The best art engages the viewer emotionally and intellectually. The intellectual engagement is sometimes over dependent on a prior knowledge of insider language learned in art school or time consuming engagement with the contemporary art world. Using that language wisely is essential, but the artist will be more effective if the casual viewer or child can also connect with an idea in the art.

Emotional engagement can enter by association with previously tagged experience for the viewer. It can also enter in the interplay between the familiar and the novel, responses I'm convinced have a biological basis in brain receptors we all share. The familiar is reassuring comfort food, gemütlichkeit, family, home, tradition. The novel is the shock, joy, curiosity, thrill or unexpected humor of the new.

All idea and no emotion is a sad combination, doubly tragic in the absence of beauty.

To see if you agree that this artist successfully combines it all, see her website and come to her talk. It is part of the PSU Monday Night Lecture Series. Look for the sandwich board sign to find the room. Talk in Shattuck Hall, Room 212 or the Annex out front, 1914 SW Park Avenue, at the corner of SW Broadway and Hall on the PSU campus. 7:30PM Free


Structural engineers use calculation and models to help make sure things built up don't fall down. No guarantees though. It is very important that your project not become a case study in a book like Why Buildings Fall Down. This is especially relevant here where we face a very powerful earthquake every 300-600 years at the Cascadia subduction fault. The last earthquake was in about 1700. (If you are interested in earthquakes, and use the Firefox browser, take a look at eQuake Alert)

Tonight senior structural engineer Anne Monnier discusses her work at KPFF Consulting Engineers, the firm that does most of the structural engineering work for large buildings in Portland.

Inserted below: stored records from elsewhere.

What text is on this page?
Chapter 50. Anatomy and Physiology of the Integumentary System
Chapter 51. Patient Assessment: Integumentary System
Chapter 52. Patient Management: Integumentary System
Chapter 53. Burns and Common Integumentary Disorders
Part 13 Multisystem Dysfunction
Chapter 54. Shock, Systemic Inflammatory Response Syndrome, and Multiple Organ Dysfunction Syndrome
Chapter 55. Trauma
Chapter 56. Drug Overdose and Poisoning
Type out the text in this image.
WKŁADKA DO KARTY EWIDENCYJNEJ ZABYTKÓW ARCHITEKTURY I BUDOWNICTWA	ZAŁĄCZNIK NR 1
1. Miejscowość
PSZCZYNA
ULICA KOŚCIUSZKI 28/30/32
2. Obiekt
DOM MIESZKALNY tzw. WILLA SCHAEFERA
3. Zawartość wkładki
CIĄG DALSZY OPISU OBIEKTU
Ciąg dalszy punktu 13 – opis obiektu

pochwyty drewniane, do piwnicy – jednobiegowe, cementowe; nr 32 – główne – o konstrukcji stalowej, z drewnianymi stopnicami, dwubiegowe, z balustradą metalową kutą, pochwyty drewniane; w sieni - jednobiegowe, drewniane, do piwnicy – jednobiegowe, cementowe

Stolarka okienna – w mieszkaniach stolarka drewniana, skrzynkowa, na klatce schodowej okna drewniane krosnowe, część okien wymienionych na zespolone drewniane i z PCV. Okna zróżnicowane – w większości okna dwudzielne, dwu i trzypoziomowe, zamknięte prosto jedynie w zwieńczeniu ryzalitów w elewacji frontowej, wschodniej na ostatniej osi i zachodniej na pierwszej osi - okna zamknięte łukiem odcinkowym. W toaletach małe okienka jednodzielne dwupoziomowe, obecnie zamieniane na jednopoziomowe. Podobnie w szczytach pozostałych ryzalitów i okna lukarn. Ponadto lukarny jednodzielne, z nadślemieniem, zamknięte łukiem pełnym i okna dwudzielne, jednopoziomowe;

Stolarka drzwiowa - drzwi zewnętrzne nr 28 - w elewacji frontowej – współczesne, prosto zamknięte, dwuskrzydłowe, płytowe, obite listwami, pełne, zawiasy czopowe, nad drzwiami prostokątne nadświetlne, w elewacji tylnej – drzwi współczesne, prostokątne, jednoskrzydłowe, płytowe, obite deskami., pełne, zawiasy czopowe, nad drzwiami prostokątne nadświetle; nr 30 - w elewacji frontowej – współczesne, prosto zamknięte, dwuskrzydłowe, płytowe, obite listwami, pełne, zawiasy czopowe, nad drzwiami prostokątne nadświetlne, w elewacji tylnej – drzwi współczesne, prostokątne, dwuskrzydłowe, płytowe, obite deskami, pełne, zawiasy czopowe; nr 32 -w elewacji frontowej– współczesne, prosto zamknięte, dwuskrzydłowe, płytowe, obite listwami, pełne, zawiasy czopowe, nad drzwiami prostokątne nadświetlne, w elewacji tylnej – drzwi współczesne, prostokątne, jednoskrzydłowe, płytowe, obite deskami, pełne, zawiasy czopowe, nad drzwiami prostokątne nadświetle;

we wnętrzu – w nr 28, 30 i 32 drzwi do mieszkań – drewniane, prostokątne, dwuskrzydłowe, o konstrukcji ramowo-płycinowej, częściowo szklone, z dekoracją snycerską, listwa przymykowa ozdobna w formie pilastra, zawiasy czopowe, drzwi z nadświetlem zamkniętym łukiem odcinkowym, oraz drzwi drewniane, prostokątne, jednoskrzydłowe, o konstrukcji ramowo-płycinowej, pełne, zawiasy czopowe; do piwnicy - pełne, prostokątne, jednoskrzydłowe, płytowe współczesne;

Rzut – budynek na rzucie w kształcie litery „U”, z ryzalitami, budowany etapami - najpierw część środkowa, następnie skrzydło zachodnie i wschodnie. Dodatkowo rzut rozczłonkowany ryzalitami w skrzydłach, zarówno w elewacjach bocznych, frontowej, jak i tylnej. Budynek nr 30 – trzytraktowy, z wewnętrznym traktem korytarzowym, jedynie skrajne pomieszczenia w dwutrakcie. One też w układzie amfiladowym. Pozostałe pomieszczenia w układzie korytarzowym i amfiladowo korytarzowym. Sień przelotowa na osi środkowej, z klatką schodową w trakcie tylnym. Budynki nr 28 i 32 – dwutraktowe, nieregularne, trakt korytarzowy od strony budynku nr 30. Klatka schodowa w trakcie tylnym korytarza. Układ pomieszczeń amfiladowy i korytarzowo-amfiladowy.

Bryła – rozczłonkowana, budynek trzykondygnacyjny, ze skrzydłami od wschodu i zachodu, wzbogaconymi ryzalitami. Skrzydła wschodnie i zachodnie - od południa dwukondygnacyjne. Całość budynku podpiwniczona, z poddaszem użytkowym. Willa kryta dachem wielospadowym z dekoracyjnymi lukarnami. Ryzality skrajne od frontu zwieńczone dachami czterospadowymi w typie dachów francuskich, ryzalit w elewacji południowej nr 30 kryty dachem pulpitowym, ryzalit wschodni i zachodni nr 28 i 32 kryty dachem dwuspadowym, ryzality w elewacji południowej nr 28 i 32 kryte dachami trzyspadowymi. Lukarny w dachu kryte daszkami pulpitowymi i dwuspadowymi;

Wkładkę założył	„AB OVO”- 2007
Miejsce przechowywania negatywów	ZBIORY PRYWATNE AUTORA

Monnier grew up in a Danish engineering family and took and engineering degree in Denmark. Her discussion reviews recent projects in the context of seismic, green and sustainable and her view of what we need to be focused on next.

So if you want to know how the 12 lane bridge over the Columbia River built on 150 feet of silt is going to perform in an earthquake while you are traveling over it on your bike or the light rail, this talk may engage your curiosity.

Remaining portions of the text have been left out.